2. Larry Wald's group. Martinos Center Anthropomorphic Phantoms. https://phantoms.martinos.org/Main_Page. Accessed November 7, 2016.

3. Gatidis S, Schmidt H, Martirosian P, Schwenzer NF. Development of an MRI phantom for diffusion-weighted imaging with independent adjustment of apparent diffusion coefficient values and T2 relaxation times. Magn Reson Med 2013;72:459-463.

4. Hürlimann MD, Venkataramanan L, Flaum C. The diffusion-spin relaxation time distribution function as an experimental probe to characterize fluid mixtures in porous media. J Chem Phys 2002;117:10223-10232.

5. Callaghan PT, Godefroy S, Ryland BN. Use of the second dimension in PGSE NMR studies of porous media. Magn Reson Imaging 2003;21:243-248.


Figure 1. (a-c) Numerical simulation setup and estimation results for three different multi-compartment data sets with different diffusion-relaxation correlation characteristics. The first column shows ground truth 2D diffusion-relaxation correlation spectra (averaged across all voxels). The second and third columns show representative simulated diffusion- and relaxation-encoded images that illustrate the geometry of compartmental overlap and the image noise level. The fourth column shows 2D spectra estimated using DR-CSI (averaged across all voxels of the spectroscopic image), while the last three columns show spatial maps of the integrated spectral peaks from the estimated spectroscopic images.

Figure 2. (a) Structural components used to assemble the diffusion-relaxation phantom. (b-c) Example data and DR-CSI estimation results obtained with this phantom. The first and second columns show representative diffusion- and relaxation-encoded images. The third column shows 2D spectra estimated using DR-CSI (averaged across all voxels of the spectroscopic image), while the last three columns show spatial maps of the integrated spectral peaks from the estimated spectroscopic images

Table 1. Desired $$$D$$$ and $$$T_2$$$ values and corresponding concentrations of Polyethylene glycol (PEG) and gadobutrol for each compartment of the custom-built phantom.

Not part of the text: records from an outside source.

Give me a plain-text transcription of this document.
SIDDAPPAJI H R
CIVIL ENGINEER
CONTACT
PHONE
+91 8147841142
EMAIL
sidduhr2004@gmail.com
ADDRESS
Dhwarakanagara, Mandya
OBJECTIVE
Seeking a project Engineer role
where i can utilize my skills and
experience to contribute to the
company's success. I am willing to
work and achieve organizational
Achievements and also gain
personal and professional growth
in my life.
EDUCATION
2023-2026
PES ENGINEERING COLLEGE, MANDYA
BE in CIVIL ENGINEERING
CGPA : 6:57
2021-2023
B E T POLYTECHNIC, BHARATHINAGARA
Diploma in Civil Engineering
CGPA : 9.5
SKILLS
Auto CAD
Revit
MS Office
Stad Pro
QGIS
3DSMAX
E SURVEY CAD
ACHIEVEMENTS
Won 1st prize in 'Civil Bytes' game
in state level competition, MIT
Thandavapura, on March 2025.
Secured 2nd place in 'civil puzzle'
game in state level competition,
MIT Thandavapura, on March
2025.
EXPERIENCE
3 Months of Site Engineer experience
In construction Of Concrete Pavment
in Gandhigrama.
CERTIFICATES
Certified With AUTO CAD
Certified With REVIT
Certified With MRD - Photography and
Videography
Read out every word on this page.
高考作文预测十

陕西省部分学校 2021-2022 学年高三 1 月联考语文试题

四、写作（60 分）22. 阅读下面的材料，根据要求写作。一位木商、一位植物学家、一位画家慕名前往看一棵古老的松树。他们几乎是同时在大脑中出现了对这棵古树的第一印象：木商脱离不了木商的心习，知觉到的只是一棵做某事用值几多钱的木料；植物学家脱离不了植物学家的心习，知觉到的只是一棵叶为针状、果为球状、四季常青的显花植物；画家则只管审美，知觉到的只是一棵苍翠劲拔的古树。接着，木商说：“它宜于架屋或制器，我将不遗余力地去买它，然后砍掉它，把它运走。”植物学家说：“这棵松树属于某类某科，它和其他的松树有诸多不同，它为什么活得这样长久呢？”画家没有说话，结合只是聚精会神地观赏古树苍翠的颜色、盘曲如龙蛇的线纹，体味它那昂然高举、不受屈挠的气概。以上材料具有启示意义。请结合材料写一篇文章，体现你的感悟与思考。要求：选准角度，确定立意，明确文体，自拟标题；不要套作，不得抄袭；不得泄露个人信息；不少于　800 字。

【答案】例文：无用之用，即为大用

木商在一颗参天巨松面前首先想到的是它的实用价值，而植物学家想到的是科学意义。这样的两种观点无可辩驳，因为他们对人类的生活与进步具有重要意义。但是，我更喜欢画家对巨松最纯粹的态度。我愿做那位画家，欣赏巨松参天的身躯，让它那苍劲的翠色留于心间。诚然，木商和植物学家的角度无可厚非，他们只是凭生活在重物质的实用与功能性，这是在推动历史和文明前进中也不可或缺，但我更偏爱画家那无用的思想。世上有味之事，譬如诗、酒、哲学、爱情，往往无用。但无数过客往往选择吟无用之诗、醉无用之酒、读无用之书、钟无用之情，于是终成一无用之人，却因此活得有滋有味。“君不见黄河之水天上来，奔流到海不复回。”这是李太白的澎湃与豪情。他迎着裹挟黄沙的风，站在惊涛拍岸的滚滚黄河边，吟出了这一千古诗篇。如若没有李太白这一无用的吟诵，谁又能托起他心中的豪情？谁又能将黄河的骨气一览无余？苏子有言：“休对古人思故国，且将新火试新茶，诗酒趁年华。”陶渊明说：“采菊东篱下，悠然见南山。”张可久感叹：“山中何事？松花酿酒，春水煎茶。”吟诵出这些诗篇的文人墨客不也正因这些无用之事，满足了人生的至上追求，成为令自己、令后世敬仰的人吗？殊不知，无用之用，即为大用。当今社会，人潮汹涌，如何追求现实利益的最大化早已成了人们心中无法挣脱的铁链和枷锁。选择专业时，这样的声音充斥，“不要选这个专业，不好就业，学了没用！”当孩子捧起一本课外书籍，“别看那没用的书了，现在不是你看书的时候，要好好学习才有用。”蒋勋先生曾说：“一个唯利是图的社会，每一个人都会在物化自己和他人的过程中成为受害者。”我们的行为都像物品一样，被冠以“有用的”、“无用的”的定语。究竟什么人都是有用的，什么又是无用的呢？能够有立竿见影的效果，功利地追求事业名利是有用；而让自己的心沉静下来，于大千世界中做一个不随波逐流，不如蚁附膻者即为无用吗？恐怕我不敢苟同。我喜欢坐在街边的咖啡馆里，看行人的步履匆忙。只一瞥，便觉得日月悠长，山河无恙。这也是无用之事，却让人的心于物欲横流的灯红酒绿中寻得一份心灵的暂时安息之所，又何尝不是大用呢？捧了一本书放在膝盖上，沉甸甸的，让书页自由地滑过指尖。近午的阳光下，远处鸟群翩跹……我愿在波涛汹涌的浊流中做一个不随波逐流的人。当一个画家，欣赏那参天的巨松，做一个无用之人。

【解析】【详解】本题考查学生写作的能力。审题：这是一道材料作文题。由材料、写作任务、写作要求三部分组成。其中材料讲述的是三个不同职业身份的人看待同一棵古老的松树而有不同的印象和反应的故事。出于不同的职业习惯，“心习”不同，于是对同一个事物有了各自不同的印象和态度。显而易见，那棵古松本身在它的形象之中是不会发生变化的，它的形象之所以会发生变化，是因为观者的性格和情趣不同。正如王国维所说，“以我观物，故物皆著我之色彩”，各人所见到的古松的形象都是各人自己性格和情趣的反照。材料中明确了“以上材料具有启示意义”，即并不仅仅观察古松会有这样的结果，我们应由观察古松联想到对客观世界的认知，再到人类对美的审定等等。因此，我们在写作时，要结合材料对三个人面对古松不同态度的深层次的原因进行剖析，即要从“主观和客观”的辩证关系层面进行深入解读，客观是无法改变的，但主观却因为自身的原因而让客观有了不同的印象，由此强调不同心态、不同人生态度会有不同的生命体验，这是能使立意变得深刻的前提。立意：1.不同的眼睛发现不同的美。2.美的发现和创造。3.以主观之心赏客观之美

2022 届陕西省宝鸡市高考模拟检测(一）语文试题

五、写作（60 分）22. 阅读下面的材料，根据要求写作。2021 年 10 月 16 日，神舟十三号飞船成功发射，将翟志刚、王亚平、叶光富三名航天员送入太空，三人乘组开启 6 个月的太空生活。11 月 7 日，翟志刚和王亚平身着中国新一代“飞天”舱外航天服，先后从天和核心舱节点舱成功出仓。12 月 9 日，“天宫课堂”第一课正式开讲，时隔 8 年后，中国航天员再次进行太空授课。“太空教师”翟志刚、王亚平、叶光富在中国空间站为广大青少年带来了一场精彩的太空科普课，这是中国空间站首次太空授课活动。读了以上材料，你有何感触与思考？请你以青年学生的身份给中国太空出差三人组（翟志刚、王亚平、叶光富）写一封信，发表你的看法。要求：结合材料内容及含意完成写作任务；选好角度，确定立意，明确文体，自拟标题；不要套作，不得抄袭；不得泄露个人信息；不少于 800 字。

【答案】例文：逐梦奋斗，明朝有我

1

Figure 3. Spatially-varying DR-CSI spectra from the voxels corresponding to the red box drawn on the multi-compartment image in Fig. 2(c). Different peaks are color-coded by their corresponding compartments: green (‘S’), red (‘R’) and blue (‘I’).

Figure 4. Estimation results from (a) conventional 1D diffusion, (b) conventional 1D relaxation, and (c) voxel-by-voxel DR-CSI (no spatial regularization). Each subfigure shows (left) the estimated spectra (averaged across all voxels of the spectroscopic image) and (right) spatial maps of the integrated spectral peaks from the estimated spectroscopic image.